Molex provides all its models and S-parameters because of its connectors to people to enable this degree of design simulation. Providing models is rapidly becoming the cost of entry when supplying manufacturers using high-speed signals. That extends to models for the cable assemblies at all lengths.

One of the unique connector solutions that Molex now offers may be the NearStack On-the-Substrate option. Because the name suggests, this puts the connector directly on the chip's substrate. This may sound really cool (because it is) it has a lot of unique design challenges. Because of this, it takes a lot of close collaboration with the customer which is really aimed at customers developing their own chips and chassis so they can implement that much cla of direct connection.

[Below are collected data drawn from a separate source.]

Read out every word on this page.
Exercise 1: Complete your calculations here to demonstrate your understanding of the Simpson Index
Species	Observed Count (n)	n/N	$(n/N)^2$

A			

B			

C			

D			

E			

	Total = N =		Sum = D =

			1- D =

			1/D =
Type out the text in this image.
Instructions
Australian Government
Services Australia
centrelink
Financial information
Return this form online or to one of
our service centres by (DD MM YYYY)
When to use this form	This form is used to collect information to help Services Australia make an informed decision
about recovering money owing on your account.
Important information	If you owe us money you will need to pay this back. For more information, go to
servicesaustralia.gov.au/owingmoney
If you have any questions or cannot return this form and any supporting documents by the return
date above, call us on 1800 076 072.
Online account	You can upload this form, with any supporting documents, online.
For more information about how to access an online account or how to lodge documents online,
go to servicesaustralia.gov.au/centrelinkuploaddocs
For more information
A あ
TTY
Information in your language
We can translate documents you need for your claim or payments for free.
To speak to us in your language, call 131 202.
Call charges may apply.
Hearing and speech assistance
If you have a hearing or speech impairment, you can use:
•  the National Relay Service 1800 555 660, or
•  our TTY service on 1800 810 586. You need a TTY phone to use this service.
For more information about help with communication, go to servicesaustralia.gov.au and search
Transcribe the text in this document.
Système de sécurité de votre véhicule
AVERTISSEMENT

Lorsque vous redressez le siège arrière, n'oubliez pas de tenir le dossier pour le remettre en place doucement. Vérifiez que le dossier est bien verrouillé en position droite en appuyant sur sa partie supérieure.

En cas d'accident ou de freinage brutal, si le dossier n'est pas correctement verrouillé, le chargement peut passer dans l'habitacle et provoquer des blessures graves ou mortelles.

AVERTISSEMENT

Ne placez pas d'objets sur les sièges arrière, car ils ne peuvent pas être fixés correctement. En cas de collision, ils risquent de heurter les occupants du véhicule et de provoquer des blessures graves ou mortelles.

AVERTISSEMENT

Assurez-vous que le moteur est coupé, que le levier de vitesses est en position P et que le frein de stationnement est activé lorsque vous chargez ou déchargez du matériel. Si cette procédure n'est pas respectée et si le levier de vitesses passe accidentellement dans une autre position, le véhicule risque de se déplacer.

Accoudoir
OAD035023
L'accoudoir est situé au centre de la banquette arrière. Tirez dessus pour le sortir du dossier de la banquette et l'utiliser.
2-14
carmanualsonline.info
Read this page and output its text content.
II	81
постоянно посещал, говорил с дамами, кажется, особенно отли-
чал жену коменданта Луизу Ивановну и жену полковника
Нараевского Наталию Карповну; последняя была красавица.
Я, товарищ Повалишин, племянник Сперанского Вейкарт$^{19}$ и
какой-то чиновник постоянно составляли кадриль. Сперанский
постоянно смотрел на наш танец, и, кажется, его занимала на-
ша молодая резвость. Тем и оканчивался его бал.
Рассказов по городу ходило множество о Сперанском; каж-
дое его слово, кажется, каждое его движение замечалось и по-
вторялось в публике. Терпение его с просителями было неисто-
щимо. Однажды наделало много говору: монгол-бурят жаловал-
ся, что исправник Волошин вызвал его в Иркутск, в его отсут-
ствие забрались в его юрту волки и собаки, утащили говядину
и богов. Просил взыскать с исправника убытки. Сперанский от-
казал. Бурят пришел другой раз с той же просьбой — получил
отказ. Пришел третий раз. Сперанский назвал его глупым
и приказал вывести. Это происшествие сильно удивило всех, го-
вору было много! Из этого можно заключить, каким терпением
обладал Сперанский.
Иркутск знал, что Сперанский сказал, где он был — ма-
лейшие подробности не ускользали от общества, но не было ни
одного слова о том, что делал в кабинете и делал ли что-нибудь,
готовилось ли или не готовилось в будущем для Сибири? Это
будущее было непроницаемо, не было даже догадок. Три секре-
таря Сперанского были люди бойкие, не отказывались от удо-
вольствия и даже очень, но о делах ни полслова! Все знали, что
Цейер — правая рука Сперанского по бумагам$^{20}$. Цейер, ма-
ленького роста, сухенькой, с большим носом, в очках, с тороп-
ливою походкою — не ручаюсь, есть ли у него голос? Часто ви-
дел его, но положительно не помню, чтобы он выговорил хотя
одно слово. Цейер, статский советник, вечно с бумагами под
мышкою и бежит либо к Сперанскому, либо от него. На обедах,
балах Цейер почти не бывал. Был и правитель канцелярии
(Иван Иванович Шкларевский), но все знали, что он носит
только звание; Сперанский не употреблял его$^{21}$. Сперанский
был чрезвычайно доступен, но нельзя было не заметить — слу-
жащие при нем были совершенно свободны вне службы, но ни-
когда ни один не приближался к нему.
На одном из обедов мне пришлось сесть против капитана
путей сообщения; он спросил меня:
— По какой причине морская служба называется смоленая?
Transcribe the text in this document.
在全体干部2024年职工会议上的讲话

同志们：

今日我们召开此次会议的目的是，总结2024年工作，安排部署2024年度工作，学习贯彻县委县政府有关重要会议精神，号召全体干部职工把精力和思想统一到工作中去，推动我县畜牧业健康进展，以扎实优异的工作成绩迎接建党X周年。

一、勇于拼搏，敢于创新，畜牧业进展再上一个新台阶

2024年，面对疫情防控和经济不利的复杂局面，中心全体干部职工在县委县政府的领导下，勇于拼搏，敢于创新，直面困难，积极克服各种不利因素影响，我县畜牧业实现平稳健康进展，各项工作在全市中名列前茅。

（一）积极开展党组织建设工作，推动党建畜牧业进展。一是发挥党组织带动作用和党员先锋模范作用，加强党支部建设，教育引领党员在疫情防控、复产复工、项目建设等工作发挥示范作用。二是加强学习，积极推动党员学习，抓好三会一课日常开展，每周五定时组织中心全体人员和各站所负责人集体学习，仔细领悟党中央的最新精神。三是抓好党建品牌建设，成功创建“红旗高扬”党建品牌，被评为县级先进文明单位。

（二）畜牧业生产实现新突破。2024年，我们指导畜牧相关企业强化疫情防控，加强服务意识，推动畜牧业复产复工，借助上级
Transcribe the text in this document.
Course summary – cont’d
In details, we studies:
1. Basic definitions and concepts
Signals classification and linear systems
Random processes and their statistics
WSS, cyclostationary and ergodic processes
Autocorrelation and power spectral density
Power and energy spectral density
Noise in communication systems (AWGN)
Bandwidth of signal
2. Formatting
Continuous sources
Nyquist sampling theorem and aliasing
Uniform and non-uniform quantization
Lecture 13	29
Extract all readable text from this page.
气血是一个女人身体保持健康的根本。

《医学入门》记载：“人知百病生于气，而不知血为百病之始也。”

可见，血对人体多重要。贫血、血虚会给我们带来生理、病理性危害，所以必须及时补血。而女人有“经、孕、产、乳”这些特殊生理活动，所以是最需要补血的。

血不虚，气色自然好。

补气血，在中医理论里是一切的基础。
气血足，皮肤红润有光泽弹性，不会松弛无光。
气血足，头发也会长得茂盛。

The performance from the On-the-Substrate connector is, understandably, really good. However, and also understandably, many customers are simply not in a position to mount the connector directly on the substrate. The reply to that, sampling soon, may be the NearStack HD. This provides the same performance but mounts on the PCB as opposed to the substrate. \”We're calling it 'near-chip placement' rather than 'on-chip placement,' \”Hansen said. This means now you can place the high-speed connector around the PCB, making it simpler to use. It will also help fill in the NearStack portfolio.